I’m hoping the forum can provide some guidance on my 8 GPU rig going offline a few times throughout the day and the only error that shows is “nvtool error (3)”.
I’ve updated HiveOS to the latest version and using the nvidia driver below. I’ve lowered my overclock settings, but the problem still happens. Where it mines for a few hours then it just stops and goes offline.
Could it be I’m using the wrong nvdia driver? Or my overclock settings too high?
Are there log files I can look at within HiveOS that might show more detail on why it’s going offline? I can’t seem to find where log files are stored.
Below are my specs.
HiveOS → 0.6-218@220615
nvdia driver → 510.60.02
Miner → lolMiner
Mining ETH on Hiveon Pool
Motherboard → TB360-BTC PRO 2.0 BIOSTAR Group (5.13 06/08/2021)
CPU → 6 × Intel(R) Core™ i5-9600K CPU @ 3.70GHz AES
GPU’s
4 x 1660 Supers (flashed the bios to get higher mhs)
1 x Non-LHR 3060ti
2 x LHR 3060ti
1 x LHR 3070
Are you on the latest stable image (kernel 110)? If not start there.
Switch your 3060ti to a locked core clock, and fine tune the other 3060tis, 1600 core is more than you need. The goal is to find the lowest locked core clock that maintains full hashrate. You do not need a power limit with locked core clocks either.

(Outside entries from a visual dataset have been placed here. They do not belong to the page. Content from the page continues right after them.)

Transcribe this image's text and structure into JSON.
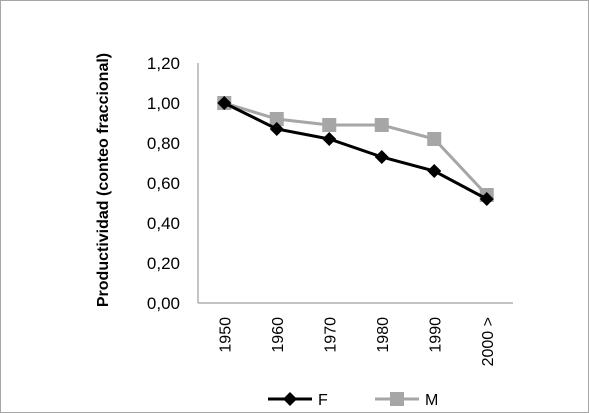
{
  "chart_data": {
    "type": "line",
    "title": "",
    "xlabel": "",
    "ylabel": "Productividad (conteo fraccional)",
    "categories": [
      "1950",
      "1960",
      "1970",
      "1980",
      "1990",
      "2000 >"
    ],
    "yticks": [
      "0,00",
      "0,20",
      "0,40",
      "0,60",
      "0,80",
      "1,00",
      "1,20"
    ],
    "ylim": [
      0,
      1.2
    ],
    "grid": false,
    "legend_position": "bottom",
    "series": [
      {
        "name": "F",
        "values": [
          1.0,
          0.87,
          0.82,
          0.73,
          0.66,
          0.52
        ],
        "color": "#000000",
        "marker": "diamond"
      },
      {
        "name": "M",
        "values": [
          1.0,
          0.92,
          0.89,
          0.89,
          0.82,
          0.54
        ],
        "color": "#a6a6a6",
        "marker": "square"
      }
    ]
  }
}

Thank you for the guidance. I updated the kernel to the latest stable version (#110) and setup locked core clocks on my GPU’s. The mhs is a bit lower, but so far so good in terms of stability.
It hasn’t gone offline since I did the actions last night. I’ll keep monitoring, but if it stays online for 24 to 48 hours I’ll start playing with the overclocks again to see if I can get a bit more mhs.

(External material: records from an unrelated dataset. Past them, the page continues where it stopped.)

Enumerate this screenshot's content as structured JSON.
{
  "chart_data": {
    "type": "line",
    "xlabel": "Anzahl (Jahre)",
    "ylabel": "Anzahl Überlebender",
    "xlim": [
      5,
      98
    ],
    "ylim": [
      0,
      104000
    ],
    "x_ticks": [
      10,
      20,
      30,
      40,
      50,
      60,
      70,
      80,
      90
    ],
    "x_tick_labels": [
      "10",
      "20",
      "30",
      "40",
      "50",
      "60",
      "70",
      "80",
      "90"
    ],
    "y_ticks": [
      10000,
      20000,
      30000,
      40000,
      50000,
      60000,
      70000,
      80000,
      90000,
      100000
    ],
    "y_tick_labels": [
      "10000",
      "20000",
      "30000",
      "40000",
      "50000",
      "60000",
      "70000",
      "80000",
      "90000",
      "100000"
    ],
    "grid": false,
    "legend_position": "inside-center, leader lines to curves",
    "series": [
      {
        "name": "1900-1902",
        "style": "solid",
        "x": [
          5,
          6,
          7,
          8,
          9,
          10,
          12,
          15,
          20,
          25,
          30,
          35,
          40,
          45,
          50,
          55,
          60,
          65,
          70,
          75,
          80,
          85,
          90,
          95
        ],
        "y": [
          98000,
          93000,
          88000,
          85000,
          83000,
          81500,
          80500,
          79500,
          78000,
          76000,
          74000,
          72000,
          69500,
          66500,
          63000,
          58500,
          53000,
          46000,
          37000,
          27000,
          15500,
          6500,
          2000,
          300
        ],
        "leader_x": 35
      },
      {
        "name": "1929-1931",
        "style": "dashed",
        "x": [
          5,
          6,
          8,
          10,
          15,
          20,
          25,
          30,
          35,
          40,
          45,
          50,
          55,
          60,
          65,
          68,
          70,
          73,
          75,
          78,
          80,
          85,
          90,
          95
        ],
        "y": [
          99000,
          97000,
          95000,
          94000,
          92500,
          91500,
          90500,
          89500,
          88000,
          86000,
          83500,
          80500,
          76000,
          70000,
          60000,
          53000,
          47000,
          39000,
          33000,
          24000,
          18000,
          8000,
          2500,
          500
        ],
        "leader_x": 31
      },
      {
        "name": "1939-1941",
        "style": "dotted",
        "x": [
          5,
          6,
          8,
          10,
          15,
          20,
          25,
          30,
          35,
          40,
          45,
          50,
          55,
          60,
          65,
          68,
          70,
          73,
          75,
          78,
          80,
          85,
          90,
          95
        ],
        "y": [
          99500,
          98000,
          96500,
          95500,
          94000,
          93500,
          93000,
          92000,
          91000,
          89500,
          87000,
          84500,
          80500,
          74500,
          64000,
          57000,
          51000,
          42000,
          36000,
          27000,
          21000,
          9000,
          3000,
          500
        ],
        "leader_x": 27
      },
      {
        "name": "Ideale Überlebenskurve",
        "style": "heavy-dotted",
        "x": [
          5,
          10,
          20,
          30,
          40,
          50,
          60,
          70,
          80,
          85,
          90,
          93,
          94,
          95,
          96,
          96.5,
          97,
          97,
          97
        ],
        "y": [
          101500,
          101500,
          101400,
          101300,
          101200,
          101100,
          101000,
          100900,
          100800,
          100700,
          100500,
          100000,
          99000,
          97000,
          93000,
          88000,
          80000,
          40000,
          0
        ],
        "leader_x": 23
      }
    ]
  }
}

I spoke too soon on the stability. The rig is still going off-line and it seems to happen more during the day when the temperature is hot. It’s been in the 90’s here in southern California. In the evenings the mining rig seems to be more stable.
I’ve played with the overclocks, but it still goes off-line. This is so strange as the rig was pretty stable up to a few weeks ago. I don’t recall what changed since then.
Would you happen to know how to look at the logs to see if that reveals anything? I might also try unplugging the GPU’s and adding them back one at a time to see if that fixes it.
Unfortunately, no error messages. It simply goes offline anywhere from 10 minute to 20 minutes after start.
Last night, I reverted back to the original BIOS on the 1660S in hopes that would get it stable, but no luck.
My next troubleshooting step will be to unplug my 8 GPU’s and add them add them back one at a time to see if that somehow fixes it. Otherwise my next step is to get a new SSD drive and reinstall HiveOS on it. I’ve seen some other miners do this last step with good results.
I would start with more conservative memory clocks to test, maybe around 1000. Leave the core clocks where they’re at. If it’s stable work their way up.
I changed my memory clocks to 1000 on my 3060ti’s and 3070 and seemed to work as it was mining for about 12 to 13 hours straight, but around 10am this morning it went off-line again. No error message or anything.
I’m going to turn on the logs to see if that captures anything in the background that could tell me what’s going on.